Abstract 2904
Background
Taxanes are commonly used as a standard of care treatment for 1L mTNBC. Few studies have directly compared the effectiveness of nab-paclitaxel and paclitaxel in the real world setting, however. This study investigated the overall survival (OS) of nab-paclitaxel vs. paclitaxel as monotherapy in 1L treatment of mTNBC in routine practice.
Methods
A total of 200 patients in the Flatiron Health EHR-derived database were included based on a confirmed diagnosis of mTNBC from 1 Jan 2011 and 31 October 2016 and receipt of nab-paclitaxel or paclitaxel monotherapy as 1L treatment. The primary outcome, OS, was estimated by Kaplan-Meier methods and compared by the log-rank test and by univariate and multivariate Cox regression models. Time to next treatment (TTNT) was assessed as a secondary outcome.
Results
Compared with pts who received paclitaxel (n = 95), at baseline, those who received nab-paclitaxel (n = 105) were more likely to have been diagnosed at an earlier stage (I-III), have a treatment free ≤ 12 months (in pts with recurrent disease), adjuvant treatment with a taxane, a prior diagnosis of neuropathy and coverage by commercial healthcare insurance. Other characteristics were balanced between groups. Over 90% of pts with evaluable dosing data (179 of 195) received weekly doses of either taxane, with 100 mg/m2 as the most common dose for nab-paclitaxel and 80 mg/m2 for paclitaxel. Median OS was 11.2 months in pts treated with nab-paclitaxel and 10.8 months in paclitaxel-treated pts (log-rank P = 0.82). The OS hazard ratio (HR) from the adjusted Cox model was 0.90 (95% CI: 0.61, 1.32), indicating a similar risk of death between the two groups. The robustness of this result was confirmed in several sensitivity analyses. TTNT for nab-paclitaxel and paclitaxel was 4.7 and 4.3 months (log-rank P = 0.44), respectively, and did not differ in adjusted analyses (HR = 0.95 [95% CI: 0.65, 1.38]).
Conclusions
Nab-paclitaxel and paclitaxel monotherapy demonstrated similar outcomes, suggesting they may be considered interchangeable as 1L treatments for mTNBC.

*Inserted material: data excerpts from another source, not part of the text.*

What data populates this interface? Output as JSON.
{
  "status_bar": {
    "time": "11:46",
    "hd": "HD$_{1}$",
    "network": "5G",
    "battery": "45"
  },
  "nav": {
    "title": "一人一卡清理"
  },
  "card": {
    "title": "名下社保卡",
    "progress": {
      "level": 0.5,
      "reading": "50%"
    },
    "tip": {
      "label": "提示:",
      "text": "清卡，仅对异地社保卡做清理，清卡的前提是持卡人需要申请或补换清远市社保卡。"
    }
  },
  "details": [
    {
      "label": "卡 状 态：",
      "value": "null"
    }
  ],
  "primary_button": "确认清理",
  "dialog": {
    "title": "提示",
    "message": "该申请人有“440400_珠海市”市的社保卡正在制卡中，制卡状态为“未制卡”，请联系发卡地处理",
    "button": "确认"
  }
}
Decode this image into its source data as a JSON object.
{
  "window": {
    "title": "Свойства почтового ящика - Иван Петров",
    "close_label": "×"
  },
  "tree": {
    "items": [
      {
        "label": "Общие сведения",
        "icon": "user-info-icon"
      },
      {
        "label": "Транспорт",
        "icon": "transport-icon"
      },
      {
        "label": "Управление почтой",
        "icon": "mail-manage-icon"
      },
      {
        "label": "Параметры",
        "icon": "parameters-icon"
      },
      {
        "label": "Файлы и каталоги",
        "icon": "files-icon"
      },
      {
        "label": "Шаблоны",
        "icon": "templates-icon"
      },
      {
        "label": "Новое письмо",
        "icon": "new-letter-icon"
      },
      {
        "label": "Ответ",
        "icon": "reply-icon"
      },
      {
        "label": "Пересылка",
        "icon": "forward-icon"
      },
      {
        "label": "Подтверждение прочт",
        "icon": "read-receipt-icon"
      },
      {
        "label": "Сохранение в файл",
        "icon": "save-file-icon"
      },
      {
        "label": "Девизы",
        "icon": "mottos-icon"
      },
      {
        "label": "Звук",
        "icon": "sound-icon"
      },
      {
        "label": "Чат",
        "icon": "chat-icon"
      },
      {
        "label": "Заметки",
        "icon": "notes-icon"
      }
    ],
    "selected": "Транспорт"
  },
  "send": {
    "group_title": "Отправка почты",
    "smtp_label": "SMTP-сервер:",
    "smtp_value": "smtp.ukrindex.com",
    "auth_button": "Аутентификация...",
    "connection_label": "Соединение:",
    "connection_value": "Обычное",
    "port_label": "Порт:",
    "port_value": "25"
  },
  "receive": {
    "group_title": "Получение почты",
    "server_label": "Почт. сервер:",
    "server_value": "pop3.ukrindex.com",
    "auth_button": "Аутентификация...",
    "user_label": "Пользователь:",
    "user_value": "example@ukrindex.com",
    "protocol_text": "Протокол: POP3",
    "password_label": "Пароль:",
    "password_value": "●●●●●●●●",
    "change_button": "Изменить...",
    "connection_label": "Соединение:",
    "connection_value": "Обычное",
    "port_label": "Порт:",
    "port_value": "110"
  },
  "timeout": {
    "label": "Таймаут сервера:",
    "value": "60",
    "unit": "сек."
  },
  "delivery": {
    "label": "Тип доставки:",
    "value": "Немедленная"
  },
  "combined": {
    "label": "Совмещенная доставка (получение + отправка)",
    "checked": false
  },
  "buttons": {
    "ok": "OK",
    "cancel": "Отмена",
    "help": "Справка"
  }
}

Clinical trial identification
Legal entity responsible for the study
F. Hoffmann-La Roche AG.
Funding
F. Hoffmann-La Roche AG.
Editorial Acknowledgement
Editorial assistance was provided by Health Interactions.
Disclosure
T. Luhn, S. Chui, A. Hsieh, P. Bajaj, W. Hasnain, T.G.N. Ton: Employee: Genentech, Inc. Stocks: Roche. J. Yi: Consulting agreement: AbbVie, Inc. A. Mecke, A. Falgas: Employee and stock owner: Roche. All other authors have declared no conflicts of interest.